As for HPLC column technology, Thermo Electron’s Woodruff says it has leveled out. “It has reached a pretty stable state at the moment and it is possibly going to take some shock to the system to really reveal the next technology that’s going to take things to the next stage. . . . It remains to be seen if the newer technologies being talked about have the potential to become commercially viable to the point that they get put into that sort of system.”

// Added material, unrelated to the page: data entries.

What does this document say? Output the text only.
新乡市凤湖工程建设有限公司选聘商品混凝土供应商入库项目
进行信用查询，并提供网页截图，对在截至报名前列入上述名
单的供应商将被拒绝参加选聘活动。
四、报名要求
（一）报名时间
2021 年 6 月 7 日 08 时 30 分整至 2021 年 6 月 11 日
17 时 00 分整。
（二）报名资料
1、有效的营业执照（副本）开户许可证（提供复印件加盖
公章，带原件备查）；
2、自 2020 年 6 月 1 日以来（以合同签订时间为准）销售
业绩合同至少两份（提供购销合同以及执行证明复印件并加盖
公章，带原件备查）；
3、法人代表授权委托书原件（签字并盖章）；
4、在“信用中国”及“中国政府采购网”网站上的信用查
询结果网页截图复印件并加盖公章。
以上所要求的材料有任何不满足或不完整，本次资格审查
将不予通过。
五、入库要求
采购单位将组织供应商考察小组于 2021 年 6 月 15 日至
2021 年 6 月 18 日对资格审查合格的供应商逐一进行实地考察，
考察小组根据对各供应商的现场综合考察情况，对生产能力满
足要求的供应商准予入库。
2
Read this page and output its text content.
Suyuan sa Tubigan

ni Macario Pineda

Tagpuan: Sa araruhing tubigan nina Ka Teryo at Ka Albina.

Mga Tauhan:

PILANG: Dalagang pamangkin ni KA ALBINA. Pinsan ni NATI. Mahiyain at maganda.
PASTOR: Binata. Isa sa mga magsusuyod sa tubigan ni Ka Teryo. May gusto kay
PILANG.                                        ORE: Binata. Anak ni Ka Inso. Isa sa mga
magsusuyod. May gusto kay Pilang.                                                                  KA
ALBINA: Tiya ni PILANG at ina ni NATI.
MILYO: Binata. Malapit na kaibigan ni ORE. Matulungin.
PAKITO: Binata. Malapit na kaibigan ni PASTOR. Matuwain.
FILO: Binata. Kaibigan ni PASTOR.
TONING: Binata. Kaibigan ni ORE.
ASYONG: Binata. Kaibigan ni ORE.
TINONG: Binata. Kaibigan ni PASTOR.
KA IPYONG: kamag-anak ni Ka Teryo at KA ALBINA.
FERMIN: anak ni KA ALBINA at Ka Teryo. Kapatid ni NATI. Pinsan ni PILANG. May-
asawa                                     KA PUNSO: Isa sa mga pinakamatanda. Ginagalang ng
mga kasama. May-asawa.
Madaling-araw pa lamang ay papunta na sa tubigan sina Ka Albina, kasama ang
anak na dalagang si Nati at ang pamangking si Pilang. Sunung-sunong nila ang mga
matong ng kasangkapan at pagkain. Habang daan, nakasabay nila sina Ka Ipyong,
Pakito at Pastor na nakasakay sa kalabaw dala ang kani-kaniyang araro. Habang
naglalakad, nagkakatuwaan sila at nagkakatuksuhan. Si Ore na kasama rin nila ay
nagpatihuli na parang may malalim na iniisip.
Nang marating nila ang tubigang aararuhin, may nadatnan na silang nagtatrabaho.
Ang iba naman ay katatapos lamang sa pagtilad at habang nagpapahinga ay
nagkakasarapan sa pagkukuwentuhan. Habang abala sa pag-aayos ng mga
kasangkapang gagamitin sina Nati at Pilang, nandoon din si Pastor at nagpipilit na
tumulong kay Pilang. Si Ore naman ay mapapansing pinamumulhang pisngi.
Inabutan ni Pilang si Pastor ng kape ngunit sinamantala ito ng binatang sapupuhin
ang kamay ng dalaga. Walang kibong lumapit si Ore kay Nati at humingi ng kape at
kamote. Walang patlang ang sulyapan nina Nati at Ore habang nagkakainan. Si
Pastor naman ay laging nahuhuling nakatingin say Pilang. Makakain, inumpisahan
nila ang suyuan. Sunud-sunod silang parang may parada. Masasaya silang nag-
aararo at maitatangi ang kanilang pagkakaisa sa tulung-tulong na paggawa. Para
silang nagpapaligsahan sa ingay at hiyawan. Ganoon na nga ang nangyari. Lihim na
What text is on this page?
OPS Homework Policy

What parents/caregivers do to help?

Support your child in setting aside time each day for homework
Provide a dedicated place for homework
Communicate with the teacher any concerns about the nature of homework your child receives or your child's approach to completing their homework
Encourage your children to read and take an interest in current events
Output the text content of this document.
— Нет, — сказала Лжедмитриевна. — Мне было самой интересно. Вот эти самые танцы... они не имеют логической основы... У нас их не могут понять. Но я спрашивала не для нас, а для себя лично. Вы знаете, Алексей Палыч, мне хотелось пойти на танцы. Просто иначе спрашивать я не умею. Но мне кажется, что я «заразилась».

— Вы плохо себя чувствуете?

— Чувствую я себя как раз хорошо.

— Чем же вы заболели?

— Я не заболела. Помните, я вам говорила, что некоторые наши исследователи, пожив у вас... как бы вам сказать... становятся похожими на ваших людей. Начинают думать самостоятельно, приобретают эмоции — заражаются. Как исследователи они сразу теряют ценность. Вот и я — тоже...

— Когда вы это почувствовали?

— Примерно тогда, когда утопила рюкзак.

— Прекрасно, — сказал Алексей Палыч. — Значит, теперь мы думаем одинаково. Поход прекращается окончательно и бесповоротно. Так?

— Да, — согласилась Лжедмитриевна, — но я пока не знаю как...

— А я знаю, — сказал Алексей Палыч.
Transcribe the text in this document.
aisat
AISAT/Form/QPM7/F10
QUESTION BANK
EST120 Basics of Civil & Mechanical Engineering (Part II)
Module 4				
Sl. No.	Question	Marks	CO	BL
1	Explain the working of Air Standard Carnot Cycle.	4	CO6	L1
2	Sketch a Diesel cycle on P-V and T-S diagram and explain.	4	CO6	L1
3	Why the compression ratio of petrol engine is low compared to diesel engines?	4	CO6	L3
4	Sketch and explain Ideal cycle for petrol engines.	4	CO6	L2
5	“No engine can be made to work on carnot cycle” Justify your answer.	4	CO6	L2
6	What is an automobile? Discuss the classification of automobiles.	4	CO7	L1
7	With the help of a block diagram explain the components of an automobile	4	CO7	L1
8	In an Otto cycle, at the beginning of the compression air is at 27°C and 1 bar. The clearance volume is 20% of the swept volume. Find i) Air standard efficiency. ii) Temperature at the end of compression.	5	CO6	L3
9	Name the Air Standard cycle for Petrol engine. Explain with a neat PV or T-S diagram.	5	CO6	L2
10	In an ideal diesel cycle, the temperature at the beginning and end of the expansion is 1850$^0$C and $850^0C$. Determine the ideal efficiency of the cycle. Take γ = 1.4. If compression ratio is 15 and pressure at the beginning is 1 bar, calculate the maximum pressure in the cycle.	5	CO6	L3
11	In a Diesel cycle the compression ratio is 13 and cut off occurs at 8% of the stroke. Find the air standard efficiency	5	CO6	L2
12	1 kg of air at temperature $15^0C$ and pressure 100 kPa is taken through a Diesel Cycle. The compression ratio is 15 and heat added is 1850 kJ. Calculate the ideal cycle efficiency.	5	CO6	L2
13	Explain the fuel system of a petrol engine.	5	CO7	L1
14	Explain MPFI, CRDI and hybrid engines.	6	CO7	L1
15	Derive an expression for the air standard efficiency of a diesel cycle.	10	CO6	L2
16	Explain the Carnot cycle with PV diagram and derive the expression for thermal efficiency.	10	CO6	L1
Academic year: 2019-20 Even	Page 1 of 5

Bartolini says the ideal system of the future would combine the strengths of the tools already on the market. “You have the Monoliths, which can basically give up no back pressure. You have these high-pressure systems like the Waters Acquity system, and then you have the excellent chemistry, peak shape and carryover that Hypersil has. If they could converge all of these together where you could run higher flows or even shorten your runs, that would be an improvement.”
AstraZeneca’s Wilson believes the technology will continue to shrink as it advances. “Attempts at further miniaturization, being largely led by academics, will probably continue, but I think it’s going to take a while for pharma to buy into them.”